For Status as a Communist State:

  • Section 620(f) of the Foreign Assistance Act: Denies most non-humanitarian foreign assistance to any Communist country, and the DPRK is specifically designated under this provision.

  • Export-Import Bank Act of 1945: Prohibits transactions with Marxist-Leninist countries, including North Korea. Ex-Im financing can be provided to Marxist-Leninist countries if the President determines either: (1) that the country has ceased to be a Marxist-Leninist country; or (2) the transaction is in the “national interest.”

  • Gramm Amendment: Requires the USG to actively oppose (abstain or vote NO) any facility involving use of IMF credit by a Communist dictatorship unless the Secretary of the Treasury certifies that it provides a basis for correcting balance of payment difficulties, would reduce severe constraints on labor and capital mobility or other labor and capital rigidities, advances market-oriented forces and is in the best economic interest of the people of North Korea.

For the DPRK’s October 9 Nuclear Detonation:

  • UNSCR 1718: Imposes a multilateral ban on exports to and procurement from the DPRK of specified WMD and missile-related items, heavy conventional arms and “luxury goods,” invoking Chapter VII of the UN Charter. The US implements this obligation by requiring licenses for virtually all exports of US-origin goods to the DPRK.

  • “Glenn Amendment” sanctions: Prohibits any foreign assistance (except humanitarian, food, and other agricultural products), USG sales of defense articles and services, licenses for exports of items on the USML, foreign military financing, credit guarantees or other financial assistance; requires U.S. opposition to assistance from IFIs and restricts certain U.S. dual-use exports.

Sanctions by Recent Executive Orders:

  • DPRK-related assets that were frozen under the Trading with the Enemy Act (TWEA) as of June 26, 2008 remain frozen.

  • U.S. persons are prohibited from engaging in transactions involving vessels registered in or flagged by North Korea.

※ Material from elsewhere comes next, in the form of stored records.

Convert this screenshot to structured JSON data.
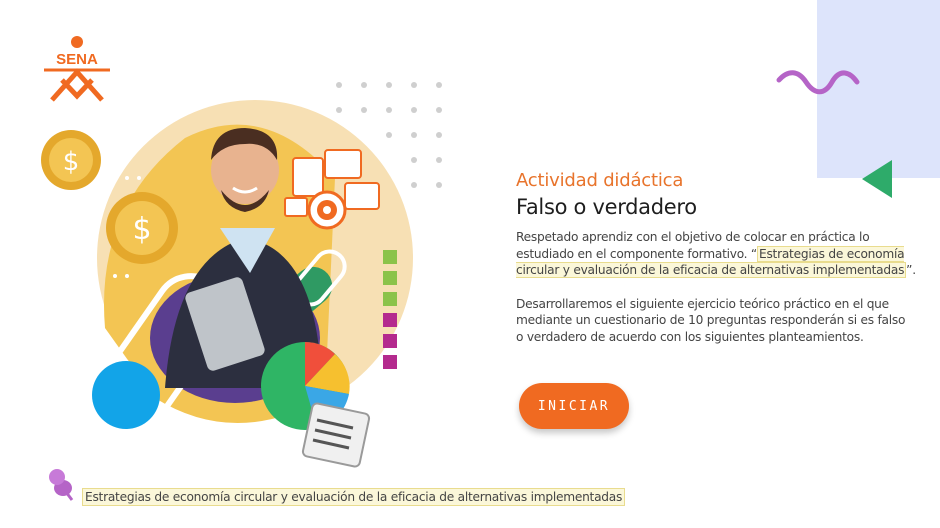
{
  "brand": {
    "logo_text": "SENA",
    "color": "#f06a21"
  },
  "activity": {
    "kicker": "Actividad didáctica",
    "title": "Falso o verdadero",
    "intro_before": "Respetado aprendiz con el objetivo de colocar en práctica lo estudiado en el componente formativo. “",
    "intro_highlight": "Estrategias de economía circular y evaluación de la eficacia de alternativas implementadas",
    "intro_after": "”.",
    "description": "Desarrollaremos el siguiente ejercicio teórico práctico en el que mediante un cuestionario de 10 preguntas responderán si es falso o verdadero de acuerdo con los siguientes planteamientos."
  },
  "start_button": {
    "label": "INICIAR"
  },
  "footer": {
    "topic": "Estrategias de economía circular y evaluación de la eficacia de alternativas implementadas"
  },
  "colors": {
    "accent": "#f06a21",
    "panel": "#dde4fb",
    "squiggle": "#b564c7",
    "triangle": "#2eab6a",
    "highlight": "#fbf7d9"
  }
}
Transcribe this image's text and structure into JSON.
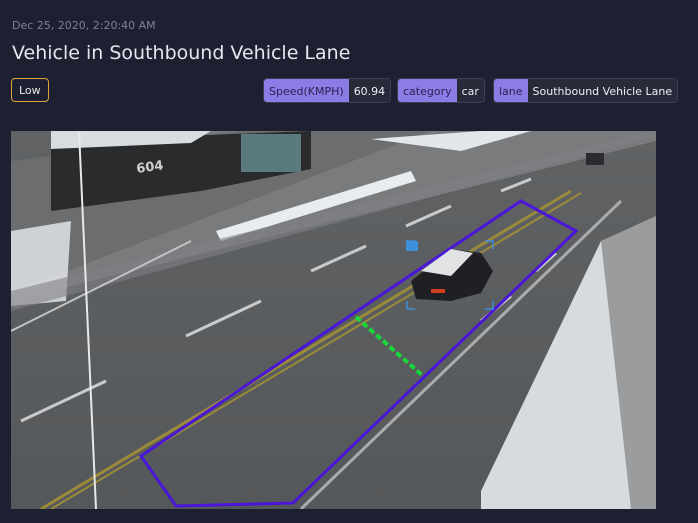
{
  "event": {
    "timestamp": "Dec 25, 2020, 2:20:40 AM",
    "title": "Vehicle in Southbound Vehicle Lane",
    "severity": "Low"
  },
  "tags": [
    {
      "key": "Speed(KMPH)",
      "value": "60.94"
    },
    {
      "key": "category",
      "value": "car"
    },
    {
      "key": "lane",
      "value": "Southbound Vehicle Lane"
    }
  ],
  "camera": {
    "building_number": "604"
  },
  "colors": {
    "background": "#1c2030",
    "tag_key": "#8b7ce6",
    "tag_value": "#262a39",
    "severity_border": "#e0a43a",
    "lane_polygon": "#4a16d8",
    "speed_line": "#19d63a",
    "vehicle_box": "#3c8fd8"
  }
}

Other Sanctions Not Tied to Specific Activities:

  • Section 607 of the Department of State, Foreign Operations, and Related Programs Appropriations Act, 2008 prohibits financial assistance or reparations to the DPRK. The prohibition includes direct loans, credits, insurance and guarantees of the Exim Bank or its agents.

  • The International Traffic in Arms Regulations (ITAR) deny U.S. licenses and other approvals for exports and imports of defense articles and defense services covered by UNSCR 1718, destined for or originating in the DPRK.

  • Section 307 of the Foreign Assistance Act requires that the U.S. proportionate share for programs for the DPRK be withheld from contributions to international organizations funded from the International Organizations and Programs account (with an exception for UNICEF).